Una morte “ingiusta, tragica e imprevista”. Così l’arcivescovo di Milano Mario Delpini, definisce in un messaggio letto da don Giuseppe all’inizio delle esequie la scomparsa di Giuseppe Cicciù, il macchinista del Frecciarossa che ha perso la vita nel deragliamento di giovedi scorso. Delpini, che non ha potuto essere presente, ha sottolineato nelle sue parole che la moglia Paola e il figlio “sono troppo giovani per essere lasciati soli” e, per questo, auspica che “parenti, amici e la comunità cristiana si stringano intorno a loro”.
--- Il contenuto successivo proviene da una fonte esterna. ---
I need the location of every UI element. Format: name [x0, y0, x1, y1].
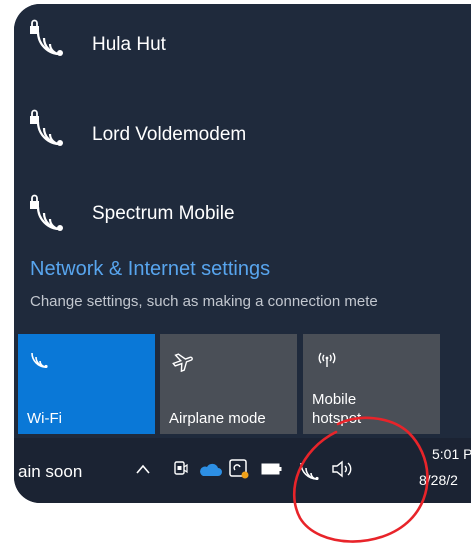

Giuseppe Cicciú era l’uomo del sorriso, della mano tesa, della forza d’animo, dell’orgoglio dell’essere ferroviere. Questo il ritratto commosso, fatto di lui da colleghi e amici, riuniti nella parrocchia di San Giuseppe a Cologno Monzese (Milano), per dargli l’ultimo saluto.
“Il macchinista non muore, cambia stazione. Il macchinista trema, ma prosegue la strada”, le parole tratte da una poesia scritta da un collega per Giuseppe. “Portava le brioche al mattino, aveva sempre parole di conforto e stimolo per i più giovani – ha raccontato un altro collega ferroviere – con te e Mario se ne è andata una parte di noi, ci mancherai maestro, buon viaggio”.
In un silenzio irreale, fuori e dentro la chiesa, colleghi e amici hanno proseguito commossi ricordando il 52enne che “aveva il sogno di diventare ferroviere come suo padre”, scomparso prematuramente, “l’uomo del sorriso che dalle difficoltà ha saputo trarre la capacità di tessere legami puri”, ha detto il parroco del quartiere di Reggio Calabria dove Cicciú è cresciuto, arrivato a Cologno Monzese per pronunciare l’omelia del suo funerale. “L’Italia che vogliamo – ha concluso il sacerdote – è quella dove ferrovie e strade sono sicure, dove facciamo a gara per l’alta velocità, non quella reale, ma quella di chi corre in avanti portando nel cuore la speranza”.
Domani, a Pioltello, i funerali dell’altro macchinista, Mario Dicuonzo.